考えなければならないことはたくさんありますが、ポイントは以下になります。

  • 面接事前のリマインドメールの口調やタイミング
  • 受付の対応
  • エントランスで待っているときの社員の様子
  • 配布する書類やノベルティは綺麗に
  • オフィス見学の際の社内の整理整頓

特に、「会社の雰囲気が悪い」というのは特に不満につながりやすいポイントです。オフィス見学のときに整理整頓をしておくのは当然のこととして、デスクに座っているときや社内ですれ違ったときに応募者に挨拶すらもしないのは言語道断です。

応募者がオフィスにくる時、オフィスを見学する時には社内に「ウェルカムな雰囲気で気持ち良い対応をするように」事前共有をするようにするといいと思います。

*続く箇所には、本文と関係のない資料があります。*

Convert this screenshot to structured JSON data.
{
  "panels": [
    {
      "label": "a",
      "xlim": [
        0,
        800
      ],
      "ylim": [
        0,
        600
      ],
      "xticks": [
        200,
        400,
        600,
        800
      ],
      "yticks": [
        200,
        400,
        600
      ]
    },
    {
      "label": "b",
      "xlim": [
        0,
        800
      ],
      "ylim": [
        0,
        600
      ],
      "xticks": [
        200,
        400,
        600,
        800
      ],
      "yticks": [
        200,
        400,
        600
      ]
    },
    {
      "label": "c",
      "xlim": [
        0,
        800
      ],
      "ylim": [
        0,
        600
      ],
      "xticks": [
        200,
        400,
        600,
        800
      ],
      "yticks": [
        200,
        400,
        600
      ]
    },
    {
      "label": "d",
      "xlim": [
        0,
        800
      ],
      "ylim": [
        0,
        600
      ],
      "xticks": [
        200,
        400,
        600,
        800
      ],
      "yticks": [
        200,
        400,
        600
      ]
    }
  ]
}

最後に:面接の印象は、人として「きちんと伝える」ことで決まる

今回は、新卒採用業務を経験されていた網野さんに、やり方を間違えると人材に悪い印象を与え、採用辞退・内定辞退を招いてしまう可能性のある、「悪い面接官・悪い面接」についてお話いただきました。

上述のように、面接での1つ1つの事例を挙げていったらキリがないこの「悪い面接官」問題。こちらの全ての事象に共通しているのは、「面接という場所、応募者に対する敬意の無さ」から発生している、ということです。

新卒採用では、社会人経験の無い応募者に対してつい「上から目線」になってしまうのも無理はありません。しかし今一度、「面接」の原点に立ち返り、応募者に敬意をもって接する心を持ちたいものです。

面接も人と人との交流のひとつです。その場で「良い」と思った応募者には「良かったこと」をきちんと伝えましょう。

その場で合否は出せずとも、「○○さんのその考え方は素敵だと思った」と面接官の主観や共感ポイントを伝えることで、その応募者がその後面接でどのような結果になったとしても、「あの面接官にはこういうところを評価してもらえた」と、今後の就職活動や人生に活かしてもらえます。

小手先の技術ではなく、真心で接するのが、「悪い面接」を回避できるたった1つの王道の秘訣といえます。

「真心」をベースに自社の「良い面接」の成功パターンを研究、「自社の面接品質基準」まで落とし込んで行動し、面接の成功をおさめましょう。